Take a peek around at contemporary culture, and common threads emerge about how Americans like their famous figures. They like guys whom they would feel comfortable inviting to a barbecue, and they like their heroes to be ordinary, just like them. Witness the triumph of President Bush in the 2004 election, which many observers credited to the successful manipulation of his image as Everyman. Or take celebrity culture's relentless focus on peeking behind the curtain of the rich and famous, revealing (supposedly) nothing other than ordinary folk living ordinary lives. Where once movie stars were larger-than-life figures like Cary Grant and Grace Kelly, now actors devote much of their energy to proving just how down-to-earth and unspoiled they are.

Similarly, we like to see our superheroes life-size these days, conflicted about their role, tormented by the past, crushed by indecision, or unsure of their powers because the very notion of a superhero seems a dubious one. In recent films such as "Spider-Man," "The Incredibles," "Batman Begins," and "Sky High," the old notion of the superhero is interrogated and found somewhat wanting. All these films share a philosophy that the only way to reinvigorate the superhero for contemporary audiences is to render him somehow weak or ambivalent.

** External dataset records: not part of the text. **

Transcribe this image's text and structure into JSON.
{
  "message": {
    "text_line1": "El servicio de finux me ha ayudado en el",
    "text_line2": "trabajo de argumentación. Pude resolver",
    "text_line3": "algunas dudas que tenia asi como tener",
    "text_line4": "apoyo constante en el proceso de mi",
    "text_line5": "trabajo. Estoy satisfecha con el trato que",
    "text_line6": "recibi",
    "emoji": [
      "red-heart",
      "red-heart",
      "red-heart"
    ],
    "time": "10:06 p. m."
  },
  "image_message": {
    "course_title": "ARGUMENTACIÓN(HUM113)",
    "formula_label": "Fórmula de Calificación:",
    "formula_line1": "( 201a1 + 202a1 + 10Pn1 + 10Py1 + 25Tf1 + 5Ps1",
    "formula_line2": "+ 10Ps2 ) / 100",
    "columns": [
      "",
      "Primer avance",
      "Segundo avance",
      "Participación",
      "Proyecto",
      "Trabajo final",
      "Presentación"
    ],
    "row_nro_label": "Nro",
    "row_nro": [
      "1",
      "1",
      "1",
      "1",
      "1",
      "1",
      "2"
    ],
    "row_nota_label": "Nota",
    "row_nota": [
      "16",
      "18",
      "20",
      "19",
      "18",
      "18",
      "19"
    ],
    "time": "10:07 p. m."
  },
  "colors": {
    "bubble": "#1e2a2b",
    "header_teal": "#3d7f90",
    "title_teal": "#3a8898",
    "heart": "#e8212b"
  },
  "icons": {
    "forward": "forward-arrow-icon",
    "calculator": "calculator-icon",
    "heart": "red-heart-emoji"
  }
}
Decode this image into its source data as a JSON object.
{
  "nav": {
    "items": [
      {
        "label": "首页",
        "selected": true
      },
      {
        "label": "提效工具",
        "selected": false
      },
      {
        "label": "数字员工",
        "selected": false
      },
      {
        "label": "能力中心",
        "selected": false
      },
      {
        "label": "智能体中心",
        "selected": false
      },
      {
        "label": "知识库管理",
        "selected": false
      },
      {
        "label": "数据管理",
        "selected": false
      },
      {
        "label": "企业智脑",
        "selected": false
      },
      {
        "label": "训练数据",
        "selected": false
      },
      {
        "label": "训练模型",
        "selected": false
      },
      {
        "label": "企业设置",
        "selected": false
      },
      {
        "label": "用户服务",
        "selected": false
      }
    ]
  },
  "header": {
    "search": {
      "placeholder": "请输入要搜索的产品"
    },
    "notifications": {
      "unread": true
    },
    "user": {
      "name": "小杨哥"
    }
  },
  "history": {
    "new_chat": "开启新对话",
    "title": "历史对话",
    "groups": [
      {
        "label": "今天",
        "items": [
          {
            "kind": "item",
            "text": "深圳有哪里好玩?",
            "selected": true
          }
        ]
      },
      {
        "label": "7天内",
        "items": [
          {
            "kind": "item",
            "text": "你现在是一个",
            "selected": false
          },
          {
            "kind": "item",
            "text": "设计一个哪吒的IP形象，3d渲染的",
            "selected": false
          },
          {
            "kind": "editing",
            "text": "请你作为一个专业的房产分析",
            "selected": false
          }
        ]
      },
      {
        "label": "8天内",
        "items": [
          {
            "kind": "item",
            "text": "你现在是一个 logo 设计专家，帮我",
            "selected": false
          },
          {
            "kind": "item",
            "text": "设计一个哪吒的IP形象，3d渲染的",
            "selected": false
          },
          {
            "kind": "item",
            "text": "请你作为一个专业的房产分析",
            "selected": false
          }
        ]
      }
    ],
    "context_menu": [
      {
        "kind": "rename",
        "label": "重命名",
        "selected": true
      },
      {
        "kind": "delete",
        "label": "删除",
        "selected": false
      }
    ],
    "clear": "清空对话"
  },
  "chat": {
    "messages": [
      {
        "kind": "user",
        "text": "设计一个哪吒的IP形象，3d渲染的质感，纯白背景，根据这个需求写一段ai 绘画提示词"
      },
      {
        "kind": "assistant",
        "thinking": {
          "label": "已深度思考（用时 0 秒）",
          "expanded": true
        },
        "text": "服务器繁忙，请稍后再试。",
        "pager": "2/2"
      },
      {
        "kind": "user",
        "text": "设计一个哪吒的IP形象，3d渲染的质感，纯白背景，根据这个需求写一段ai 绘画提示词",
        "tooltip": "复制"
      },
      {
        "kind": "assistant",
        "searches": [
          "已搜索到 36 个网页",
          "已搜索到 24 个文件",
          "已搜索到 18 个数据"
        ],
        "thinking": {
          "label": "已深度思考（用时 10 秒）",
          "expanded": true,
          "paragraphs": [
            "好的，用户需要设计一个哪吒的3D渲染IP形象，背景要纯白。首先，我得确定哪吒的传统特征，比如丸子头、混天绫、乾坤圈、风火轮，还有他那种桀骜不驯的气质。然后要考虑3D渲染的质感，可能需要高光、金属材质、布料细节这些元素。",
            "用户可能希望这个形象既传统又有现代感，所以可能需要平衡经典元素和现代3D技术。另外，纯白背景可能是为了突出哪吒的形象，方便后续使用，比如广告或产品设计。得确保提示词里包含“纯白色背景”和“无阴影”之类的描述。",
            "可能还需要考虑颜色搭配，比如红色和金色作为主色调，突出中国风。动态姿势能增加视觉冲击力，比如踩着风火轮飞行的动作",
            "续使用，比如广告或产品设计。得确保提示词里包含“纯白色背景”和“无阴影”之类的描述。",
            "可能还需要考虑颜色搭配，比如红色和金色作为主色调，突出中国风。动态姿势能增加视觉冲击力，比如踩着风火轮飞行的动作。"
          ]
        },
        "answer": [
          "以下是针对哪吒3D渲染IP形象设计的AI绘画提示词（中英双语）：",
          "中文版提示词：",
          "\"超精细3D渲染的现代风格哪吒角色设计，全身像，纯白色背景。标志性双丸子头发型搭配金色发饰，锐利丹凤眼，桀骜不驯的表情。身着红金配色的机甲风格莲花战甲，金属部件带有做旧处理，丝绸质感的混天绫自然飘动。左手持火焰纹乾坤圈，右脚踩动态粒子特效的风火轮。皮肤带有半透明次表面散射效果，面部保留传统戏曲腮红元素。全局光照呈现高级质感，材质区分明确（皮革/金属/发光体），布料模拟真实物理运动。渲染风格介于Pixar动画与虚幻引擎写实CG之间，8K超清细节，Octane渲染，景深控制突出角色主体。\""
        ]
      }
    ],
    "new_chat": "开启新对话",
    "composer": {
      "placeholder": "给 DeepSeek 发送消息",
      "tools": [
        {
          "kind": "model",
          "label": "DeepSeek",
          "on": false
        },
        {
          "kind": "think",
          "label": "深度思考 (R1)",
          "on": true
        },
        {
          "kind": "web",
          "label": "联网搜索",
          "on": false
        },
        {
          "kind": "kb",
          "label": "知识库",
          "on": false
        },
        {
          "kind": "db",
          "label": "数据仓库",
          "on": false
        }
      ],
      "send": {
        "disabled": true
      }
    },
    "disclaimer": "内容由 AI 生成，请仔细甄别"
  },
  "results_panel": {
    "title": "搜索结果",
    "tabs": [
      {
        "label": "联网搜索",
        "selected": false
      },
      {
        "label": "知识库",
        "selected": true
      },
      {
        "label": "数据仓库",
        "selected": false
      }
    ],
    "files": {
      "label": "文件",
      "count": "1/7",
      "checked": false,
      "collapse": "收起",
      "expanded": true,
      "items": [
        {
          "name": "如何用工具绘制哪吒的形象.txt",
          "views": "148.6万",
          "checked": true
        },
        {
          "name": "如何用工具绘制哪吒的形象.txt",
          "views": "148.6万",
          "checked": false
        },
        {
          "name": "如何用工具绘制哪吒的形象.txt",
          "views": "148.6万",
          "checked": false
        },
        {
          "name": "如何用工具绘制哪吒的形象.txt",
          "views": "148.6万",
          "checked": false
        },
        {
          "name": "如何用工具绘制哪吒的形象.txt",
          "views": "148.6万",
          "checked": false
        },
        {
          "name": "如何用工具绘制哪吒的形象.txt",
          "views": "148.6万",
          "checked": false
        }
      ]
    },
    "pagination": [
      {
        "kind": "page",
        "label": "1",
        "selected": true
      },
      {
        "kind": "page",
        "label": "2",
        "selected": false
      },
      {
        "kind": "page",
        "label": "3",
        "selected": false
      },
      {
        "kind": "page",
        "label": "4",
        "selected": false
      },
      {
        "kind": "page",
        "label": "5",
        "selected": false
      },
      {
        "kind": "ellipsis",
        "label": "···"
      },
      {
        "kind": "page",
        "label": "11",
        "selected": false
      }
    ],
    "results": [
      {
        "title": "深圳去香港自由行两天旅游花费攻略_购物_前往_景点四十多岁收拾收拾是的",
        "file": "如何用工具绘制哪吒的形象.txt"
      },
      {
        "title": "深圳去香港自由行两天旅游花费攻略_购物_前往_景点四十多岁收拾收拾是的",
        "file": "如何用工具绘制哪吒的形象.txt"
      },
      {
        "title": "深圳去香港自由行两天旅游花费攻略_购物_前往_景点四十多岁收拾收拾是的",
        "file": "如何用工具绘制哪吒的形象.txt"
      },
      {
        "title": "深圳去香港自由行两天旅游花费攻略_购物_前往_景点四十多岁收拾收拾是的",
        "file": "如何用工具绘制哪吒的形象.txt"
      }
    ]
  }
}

The domestication of the superhero owes its recent resurgence to the "Spider-Man" series, which cast frail-looking, bookish Tobey Maguire--rather than some manlier ironman--as the eponymous hero. In so doing, "Spider-Man" took its protagonist off his pedestal and returned him to the pavement of ordinary experience. The casting of Maguire also reflected changing notions of masculinity, in which brawny, all-American types (like Superman, perhaps) have fallen out of favor, replaced by a more sensitive (though still butt-kicking) specimen. Crucial to the films' populist mythology was a moment in "Spider-Man 2" in which Spider-Man, exhausted after preventing an elevated subway car from hurtling to the ground, is tended to by those passengers he has just saved. Tenderly removing his mask, they are astonished at what they find; "He's just a kid," they exclaim.